Does that sound like a lot of money? If you take more risk, you could hopefully get higher returns over the long-term.

For example, moving away from our hypothetical example to a real one, looking back over the past 15 years, you could have invested a lower amount of £500 a month in the average UK equity income fund and achieved a pot of money worth £151,563***.

However, if you had taken more risk and invested in the average UK Smaller Companies fund, you would only have needed to invest £375 per month over the past 15 years to get a pot of money worth £151,429*** – because the returns were higher.

Of course, past performance is not a guide to future performance, and the value of your money can go down as well as up. But with a longer timeframe and regular monthly investments, the extra risk could be worth taking.

Three UK smaller companies fund to consider

If you like the idea of giving yourself a hefty pay rise later in your career, here are some funds to consider.

Marlborough Special Situations

Managed by Giles Hargreave since 1998, this fund has evolved as it has grown over the years. Relatively small positions in companies are usually taken initially, and then added to as the team becomes more comfortable with the business and the management delivers on its plans. Throughout its history, returns for this fund have been nothing short of exceptional.

Unicorn UK Smaller Companies

All companies in this fund must be profitable at the time of investment. The managers avoid low quality, cash-burning stocks, instead looking for businesses with lasting competitive advantages, experienced management teams and strong balance sheets. It is a small, flexible fund with a solid investment process and a highly competent team and can produce a natural income, currently at 2%.

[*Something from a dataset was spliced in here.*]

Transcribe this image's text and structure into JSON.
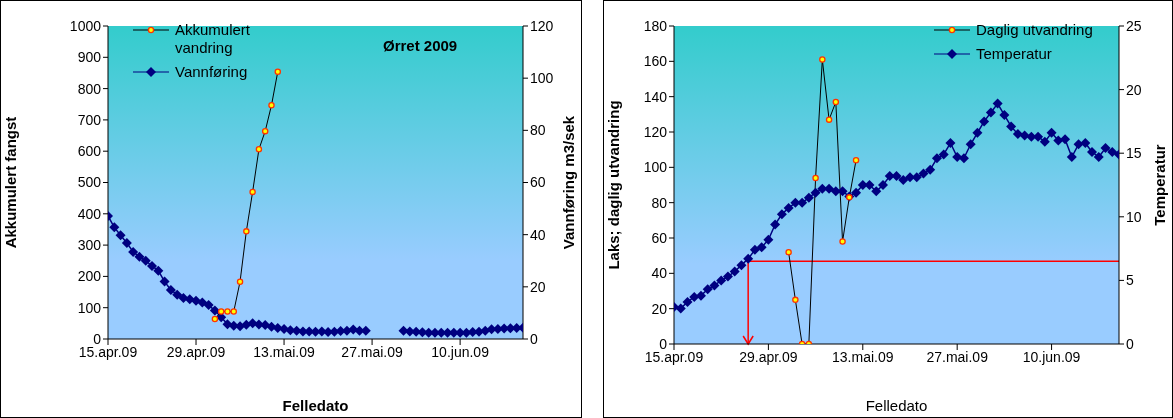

Tellworth UK Smaller Companies

This fund has recently been awarded an Elite Radar. Launched in November 2018, it is run by two very experienced and highly regarded managers who have recently set up their own business. It focuses on smaller companies, avoiding micro-caps and mid cap stocks and meeting company management is integral to the investment process.

*https://www.instantoffices.com/blog/reports-and-research/average-uk-salary/
**illustrative figures assume an annual return after charges of 5% and do not include inflation
***Source: FE Analytics, total returns in sterling, 31 March 2004 to 28 February 2019, using the IA UK Equity Income and IA UK Smaller Companies sector averages.

The views of the author and any people interviewed are their own and do not constitute financial advice. However the knowledge that professional analysts have analysed a fund or trust in depth before assigning them a rating can be a valuable additional filter for anyone looking to make their own decisions. Before you make any investment decision make sure you’re comfortable and fully understand the risks. If you invest in fund or trust make sure you know what specific risks they’re exposed to. Past performance is not a reliable guide to future returns. Remember all investments can fall in value as well as rise, so you could make a loss.